The Trump administration continues to wave away the consequences of forcing asylum-seekers to wait out their cases in dangerous regions of Mexico, where assaults, murders, and kidnappings are terrifyingly common. The latter is only getting worse—and it’s being aided by the U.S.’ inhumane and illegal policy. The Los Angeles Times reports that armed kidnappers have targeted Mexican shelters where families are waiting out their cases, “looking for Cuban migrants, favored targets because relatives in the United States are known to pay exorbitant ransoms to free abducted loved ones.”
They tried this on Aug. 3 at the Casa del Migrante Amar shelter in “cartel-dominated” Nuevo Laredo, but were met with resistance by Rev. Aarón Méndez, the pastor who runs the location. The Deseret News reports that Méndez even offered himself instead. What is confirmed is that the armed men took him, and he’s been missing for over a month now. “The pastor entered the twilight world of Mexico’s ‘disappeared’— officially 37,000 and growing, with Tamaulipas state leading Mexico in the grisly statistic,” the Los Angeles Times reports.
That’s nearly the same number of asylum-seekers and families that have been sent to Mexico under the “Remain in Mexico” policy, nearly 38,000 as of the end of August. Nearly 150 asylum-seekers have become victims of violence after being sent back, Human Rights First said in a report, and the Trump administration sent them back knowing the dangers full well: “The State Department gives Tamaulipas a level 4 ‘do not travel’ warning—the same as Syria.”
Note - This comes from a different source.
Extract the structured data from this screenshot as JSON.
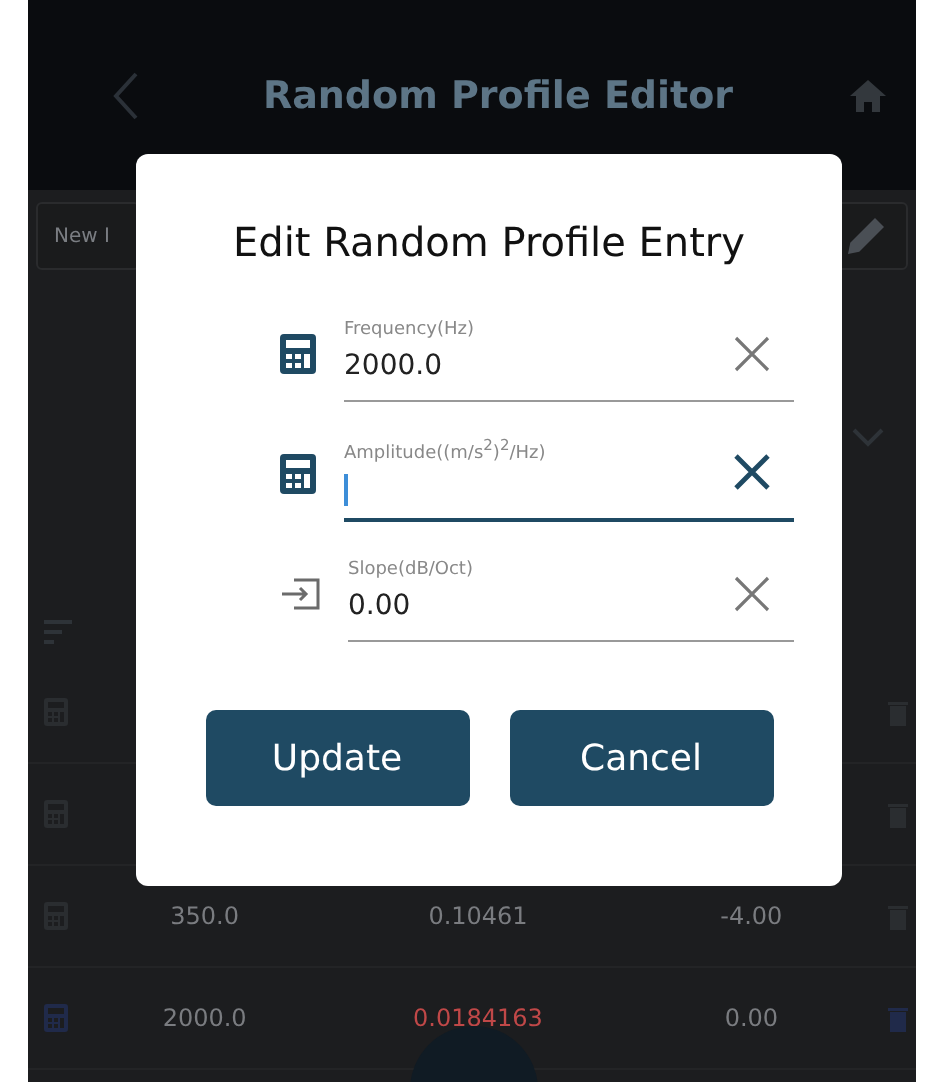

One asylum-seeker from El Salvador, Misael Palacio, told the Deseret News that he has a court date scheduled for Oct. 23—but he’s already come dangerously close to not making it. “The day after he was released back into Nuevo Laredo from the United States under the ‘Remain in Mexico’ policy, he and his kids were nearly kidnapped by four men who tried to force them into a vehicle. Palacio escaped by holding onto his kids and running into oncoming traffic, he said.”
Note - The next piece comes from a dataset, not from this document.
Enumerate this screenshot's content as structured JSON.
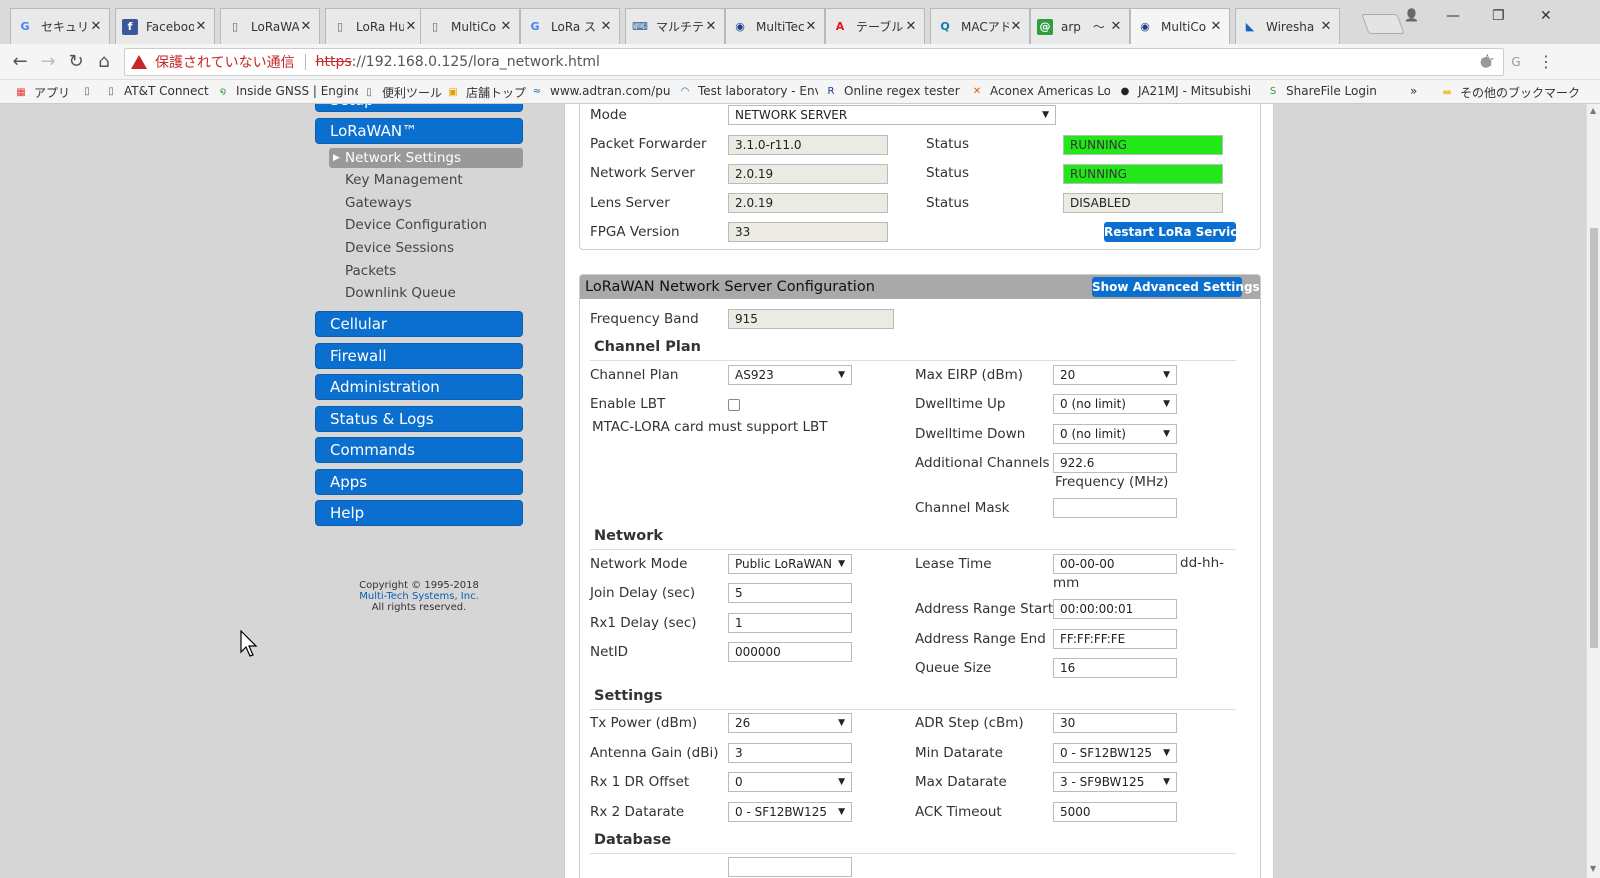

The official name of the “Remain in Mexico” policy is “Migrant Protection Protocols,” but it’s anything but that. “Under the Remain in Mexico policy, the United States has turned its back on its domestic and international legal obligations by forcing men, women, and children to await resolution of their U.S. asylum cases in parts of Mexico plagued by violence,” two dozen Democratic senators wrote in a letter calling for an end to the policy. “It is imperative that the United States end this reckless course of action and reaffirm its commitment to the principles of due process on which this country was founded.”